Much of what fueled the past year's effort to incorporate Columbia originated in the sometimes insensitive approach taken by the Columbia Association in its relations with the community.

Continued evidence of such callousness can be seen in the way the association is handling construction of the $5.2 million Fairway Hills Golf Course. In that case, some unexpected modifications in the course's design angered nearby residents in Wilde Lake.

For the larger community, the modifications represent minor tinkering. But for Wilde Lake residents who live along the 18-hole project, the changes are another matter. This spring, the association annoyed residents by erecting a 1,000-foot-long chain link fence separating the course from the Hannibal Grove townhouses without seeking architectural approval. The organization also changed the location of a tee at the 13th hole, placing it closer to homes along Ten Mills Road.

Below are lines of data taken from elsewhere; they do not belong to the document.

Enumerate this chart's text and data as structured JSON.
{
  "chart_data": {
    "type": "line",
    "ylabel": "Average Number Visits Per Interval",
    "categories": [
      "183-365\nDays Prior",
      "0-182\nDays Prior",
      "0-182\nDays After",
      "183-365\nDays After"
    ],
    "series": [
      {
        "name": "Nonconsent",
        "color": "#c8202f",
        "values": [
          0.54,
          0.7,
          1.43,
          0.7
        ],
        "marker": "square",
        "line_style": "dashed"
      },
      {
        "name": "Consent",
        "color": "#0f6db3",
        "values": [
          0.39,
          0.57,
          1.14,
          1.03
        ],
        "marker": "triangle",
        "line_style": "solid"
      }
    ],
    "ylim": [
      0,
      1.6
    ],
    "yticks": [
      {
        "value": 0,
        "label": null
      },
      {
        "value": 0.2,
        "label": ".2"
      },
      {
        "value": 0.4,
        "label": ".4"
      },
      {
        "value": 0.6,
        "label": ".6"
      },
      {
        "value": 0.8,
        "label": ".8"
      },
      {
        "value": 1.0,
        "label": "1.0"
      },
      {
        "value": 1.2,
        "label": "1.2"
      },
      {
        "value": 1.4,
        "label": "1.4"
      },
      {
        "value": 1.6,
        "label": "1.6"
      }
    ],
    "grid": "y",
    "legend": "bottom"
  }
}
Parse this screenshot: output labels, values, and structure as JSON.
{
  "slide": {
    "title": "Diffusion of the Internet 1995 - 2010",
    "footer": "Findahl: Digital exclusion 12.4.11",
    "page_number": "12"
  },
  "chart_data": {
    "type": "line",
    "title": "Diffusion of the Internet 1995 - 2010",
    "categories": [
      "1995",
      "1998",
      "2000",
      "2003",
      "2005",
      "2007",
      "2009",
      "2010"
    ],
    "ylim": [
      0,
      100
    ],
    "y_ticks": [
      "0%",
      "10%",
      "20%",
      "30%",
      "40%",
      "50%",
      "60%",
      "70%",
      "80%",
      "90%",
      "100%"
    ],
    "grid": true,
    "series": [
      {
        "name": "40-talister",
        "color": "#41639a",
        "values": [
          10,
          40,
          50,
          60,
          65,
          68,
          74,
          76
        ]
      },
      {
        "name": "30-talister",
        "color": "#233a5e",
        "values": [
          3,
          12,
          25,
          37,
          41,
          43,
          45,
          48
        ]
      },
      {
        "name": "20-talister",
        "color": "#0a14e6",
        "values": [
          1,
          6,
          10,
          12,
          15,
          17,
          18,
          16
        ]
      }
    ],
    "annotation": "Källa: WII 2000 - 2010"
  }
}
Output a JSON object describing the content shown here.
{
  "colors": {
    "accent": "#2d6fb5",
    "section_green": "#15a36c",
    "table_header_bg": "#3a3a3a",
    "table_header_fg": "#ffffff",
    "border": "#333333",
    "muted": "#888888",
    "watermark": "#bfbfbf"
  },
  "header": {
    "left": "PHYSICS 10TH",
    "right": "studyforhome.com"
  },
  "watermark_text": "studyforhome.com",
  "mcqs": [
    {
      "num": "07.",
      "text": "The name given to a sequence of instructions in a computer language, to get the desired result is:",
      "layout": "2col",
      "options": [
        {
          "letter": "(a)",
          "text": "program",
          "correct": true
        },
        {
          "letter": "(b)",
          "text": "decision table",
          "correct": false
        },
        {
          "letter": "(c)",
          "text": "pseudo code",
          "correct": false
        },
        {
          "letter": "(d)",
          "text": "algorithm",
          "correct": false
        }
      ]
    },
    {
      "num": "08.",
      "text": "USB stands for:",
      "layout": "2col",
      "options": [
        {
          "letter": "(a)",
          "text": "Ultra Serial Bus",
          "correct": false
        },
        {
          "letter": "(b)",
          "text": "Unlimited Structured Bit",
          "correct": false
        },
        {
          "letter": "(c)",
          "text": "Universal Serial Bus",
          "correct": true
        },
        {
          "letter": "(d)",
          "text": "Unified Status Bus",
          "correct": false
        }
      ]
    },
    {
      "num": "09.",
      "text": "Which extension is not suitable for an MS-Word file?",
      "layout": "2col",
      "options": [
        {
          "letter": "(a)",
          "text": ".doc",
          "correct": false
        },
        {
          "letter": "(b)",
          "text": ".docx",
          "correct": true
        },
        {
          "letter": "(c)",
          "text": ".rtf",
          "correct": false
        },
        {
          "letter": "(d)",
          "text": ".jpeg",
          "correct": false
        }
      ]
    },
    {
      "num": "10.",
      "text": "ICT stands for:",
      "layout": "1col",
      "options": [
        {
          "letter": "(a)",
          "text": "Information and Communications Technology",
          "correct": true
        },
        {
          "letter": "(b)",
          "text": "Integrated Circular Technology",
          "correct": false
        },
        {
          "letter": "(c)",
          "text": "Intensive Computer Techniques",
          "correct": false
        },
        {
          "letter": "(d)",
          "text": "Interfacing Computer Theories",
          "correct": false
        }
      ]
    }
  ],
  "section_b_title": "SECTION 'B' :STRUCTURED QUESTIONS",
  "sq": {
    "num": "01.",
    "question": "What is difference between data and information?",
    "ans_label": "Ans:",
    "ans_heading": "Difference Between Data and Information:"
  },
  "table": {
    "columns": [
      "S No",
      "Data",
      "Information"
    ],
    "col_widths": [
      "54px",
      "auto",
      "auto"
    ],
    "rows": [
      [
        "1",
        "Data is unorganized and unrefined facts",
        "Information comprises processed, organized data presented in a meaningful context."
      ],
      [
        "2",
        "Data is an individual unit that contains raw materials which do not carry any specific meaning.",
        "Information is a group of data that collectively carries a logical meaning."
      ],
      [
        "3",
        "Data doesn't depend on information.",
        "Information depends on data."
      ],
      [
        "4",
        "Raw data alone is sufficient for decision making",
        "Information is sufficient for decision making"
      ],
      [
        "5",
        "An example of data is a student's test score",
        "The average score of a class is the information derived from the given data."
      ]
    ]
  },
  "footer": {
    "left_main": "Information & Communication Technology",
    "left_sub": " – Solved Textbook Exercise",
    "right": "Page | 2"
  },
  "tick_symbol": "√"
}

The history of the association, particularly regarding the golf course, should have told officials to move cautiously. After years of hand-wringing over community opposition to the course, officials were foolish not to expect folks to be suspicious of how the project would be handled. And what does it say about an organization charged with upholding architectural standards when it refuses to follow those guidelines itself?

Now, the association has put itself in the position of trying to placate residents with promises of improved landscaping along the facility. But the damage done isn't just to the aesthetics of the area. The community's trust has been eroded to the point where ideas about radical reform, such as formally incorporating Howard County's planned city, get a boost. Officials ought to know better.

VANDAL, HEAL THYSELF: Maybe the vandals who have bee damaging public property in Columbia should consider this: With the $80,000 that the Columbia Association was forced to spend this past year to clean up graffiti, it could have done more for

youths like the ones suspected of the damage, such as lowering pool fees or expanding the midnight basketball program about to get underway. When people destroy their community, they only hurt themselves.